6. Kontrollverlust als großes Problem des ByoD

Ein Kontrollverlust entsteht durch den Verlust eines Gerätes, aber auch, wenn Mitarbeitende aus dem Unternehmen ausscheiden und der Arbeitgeber keinen aktuellen Überblick hat, welche Daten der Mitarbeiter oder die Mitarbeiterin auf dem privaten Laptop gesichert hat. Dies kann besonders bei Firmengeheimnissen, Gehaltsabrechnungen oder sonstigen sensiblen Daten kritisch werden.

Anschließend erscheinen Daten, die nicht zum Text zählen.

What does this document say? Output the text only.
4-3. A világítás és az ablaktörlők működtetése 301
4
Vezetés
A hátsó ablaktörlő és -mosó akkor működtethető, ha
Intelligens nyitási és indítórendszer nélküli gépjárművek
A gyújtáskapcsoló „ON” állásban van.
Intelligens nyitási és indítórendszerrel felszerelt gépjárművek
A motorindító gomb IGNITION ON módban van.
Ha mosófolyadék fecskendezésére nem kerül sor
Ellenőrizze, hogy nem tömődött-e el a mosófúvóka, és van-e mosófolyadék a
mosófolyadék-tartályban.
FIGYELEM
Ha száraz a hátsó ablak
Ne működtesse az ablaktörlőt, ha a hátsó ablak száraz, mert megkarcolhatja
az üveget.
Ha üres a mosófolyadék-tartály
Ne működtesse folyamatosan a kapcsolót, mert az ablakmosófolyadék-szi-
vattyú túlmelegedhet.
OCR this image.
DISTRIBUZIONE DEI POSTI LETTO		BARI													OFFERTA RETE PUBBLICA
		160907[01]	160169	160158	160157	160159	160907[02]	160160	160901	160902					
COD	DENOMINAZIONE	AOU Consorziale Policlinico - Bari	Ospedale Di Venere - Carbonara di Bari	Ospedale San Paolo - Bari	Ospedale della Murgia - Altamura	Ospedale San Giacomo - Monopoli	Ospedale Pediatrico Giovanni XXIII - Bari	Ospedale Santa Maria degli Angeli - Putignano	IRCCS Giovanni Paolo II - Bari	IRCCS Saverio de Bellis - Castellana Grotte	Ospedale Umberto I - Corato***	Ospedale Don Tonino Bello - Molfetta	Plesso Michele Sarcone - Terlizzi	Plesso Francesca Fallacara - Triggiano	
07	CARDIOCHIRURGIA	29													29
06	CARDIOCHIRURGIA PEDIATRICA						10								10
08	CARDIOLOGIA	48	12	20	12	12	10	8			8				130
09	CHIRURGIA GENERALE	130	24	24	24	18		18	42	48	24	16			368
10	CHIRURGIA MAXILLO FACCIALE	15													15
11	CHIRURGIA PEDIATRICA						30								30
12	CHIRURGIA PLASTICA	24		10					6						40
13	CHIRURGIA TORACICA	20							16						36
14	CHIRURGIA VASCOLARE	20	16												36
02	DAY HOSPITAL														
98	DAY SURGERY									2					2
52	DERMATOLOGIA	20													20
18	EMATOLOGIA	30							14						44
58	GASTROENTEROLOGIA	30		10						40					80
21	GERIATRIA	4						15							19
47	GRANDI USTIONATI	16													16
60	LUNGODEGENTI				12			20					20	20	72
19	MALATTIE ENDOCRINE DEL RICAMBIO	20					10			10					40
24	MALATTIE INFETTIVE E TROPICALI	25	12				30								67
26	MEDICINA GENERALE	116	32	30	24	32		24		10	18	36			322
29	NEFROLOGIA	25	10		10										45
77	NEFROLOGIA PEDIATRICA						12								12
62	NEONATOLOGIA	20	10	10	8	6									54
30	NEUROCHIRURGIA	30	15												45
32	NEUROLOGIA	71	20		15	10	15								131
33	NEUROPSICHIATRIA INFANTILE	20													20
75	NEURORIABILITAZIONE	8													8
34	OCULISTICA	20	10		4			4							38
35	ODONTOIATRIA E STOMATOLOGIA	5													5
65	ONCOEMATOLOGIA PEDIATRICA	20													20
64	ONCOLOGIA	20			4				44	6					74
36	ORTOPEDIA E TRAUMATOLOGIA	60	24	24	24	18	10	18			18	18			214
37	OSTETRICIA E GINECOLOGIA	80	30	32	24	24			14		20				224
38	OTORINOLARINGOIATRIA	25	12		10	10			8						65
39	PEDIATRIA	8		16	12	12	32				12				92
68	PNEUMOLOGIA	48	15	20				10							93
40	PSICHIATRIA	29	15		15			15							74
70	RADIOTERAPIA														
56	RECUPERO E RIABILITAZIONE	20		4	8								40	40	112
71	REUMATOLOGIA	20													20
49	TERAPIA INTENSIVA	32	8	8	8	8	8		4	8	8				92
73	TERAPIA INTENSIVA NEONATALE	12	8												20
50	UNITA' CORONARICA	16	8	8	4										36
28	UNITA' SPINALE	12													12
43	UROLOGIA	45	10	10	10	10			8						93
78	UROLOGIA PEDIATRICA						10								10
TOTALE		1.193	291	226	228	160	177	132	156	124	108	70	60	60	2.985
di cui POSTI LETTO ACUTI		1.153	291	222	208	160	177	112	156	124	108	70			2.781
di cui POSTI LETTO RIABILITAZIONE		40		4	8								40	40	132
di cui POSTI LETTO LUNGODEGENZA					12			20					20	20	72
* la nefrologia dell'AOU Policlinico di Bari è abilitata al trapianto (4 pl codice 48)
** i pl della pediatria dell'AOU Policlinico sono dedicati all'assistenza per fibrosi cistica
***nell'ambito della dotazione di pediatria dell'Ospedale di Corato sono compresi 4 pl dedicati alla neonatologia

Sie haben jedoch kein Anrecht darauf, das Privatgerät einzufordern und zu durchsuchen. Das wäre ein grober Verstoß gegen die Privatsphäre. Am besten ist es, wenn Sie das entsprechende Gerät in die erwähnte Mobile-Device-Lösung einbinden. So können Sie zumindest den Zugang zum Firmennetzwerk und zu sensiblen Daten auch aus der Ferne bei Bedarf trennen. Heruntergeladene Dokumente können Sie jedoch nicht einfach löschen, denn dazu bräuchten Sie Zugang zum Gerät.

7. Recht

Bringen die Mitarbeiter*innen private Geräte mit ins Büro, laden sie diese an der Firmensteckdose auf, verbinden sie diese mit dem Firmennetzwerk und benutzen sie das Gerät beruflich, kann der Arbeitgeber in der Theorie die entstandenen Kosten steuerlich absetzen. In der Praxis tut dies kaum ein Arbeitgeber, denn dazu müssten die Mitarbeiter*innen die Kosten zweckgebunden genau erfassen. Dies wäre ein Aufwand, der in den meisten Fällen in keinem Verhältnis steht.

Wissen Sie darüber hinaus wirklich genau, welche APPs und Programme Ihre Mitarbeiter*innen für ihre Arbeit nutzen? Zwar gibt es zahlreiche kostenlose APPs, die die Arbeit erleichtern, jedoch benötigen einige eine bezahlte Lizenz, wenn sie für betriebliche Zwecke eingesetzt werden. Hier können Sie Verstöße gegen das Urheberrecht erwarten. Der umgekehrte Fall kann übrigends ebenfalls eintreten. Betriebliche Anwendungen dürfen nicht ohne Weiteres auf dem privaten Gerät für private Zwecke genutzt werden. Einige bekannte Bildbearbeitungsprogramme seien hier nur als Beispiel genannt.

Fazit

Das Bring your own Device Prinzip kann Kosten einsparen und für die Anwendenden komfortabel sein. Die angesprochenen Aspekte sollten jedoch idealerweise in einer Vereinbarung vor Umsetzung festgehalten werden. Nur, wenn die privaten Endgeräte sicher, die Mitarbeiter*innen geschult und Haftungsfragen im Vorfeld geklärt sind, kann das ByoD-Konzept effektiv, effizient und für alle Beteiligten angenehm funktionieren.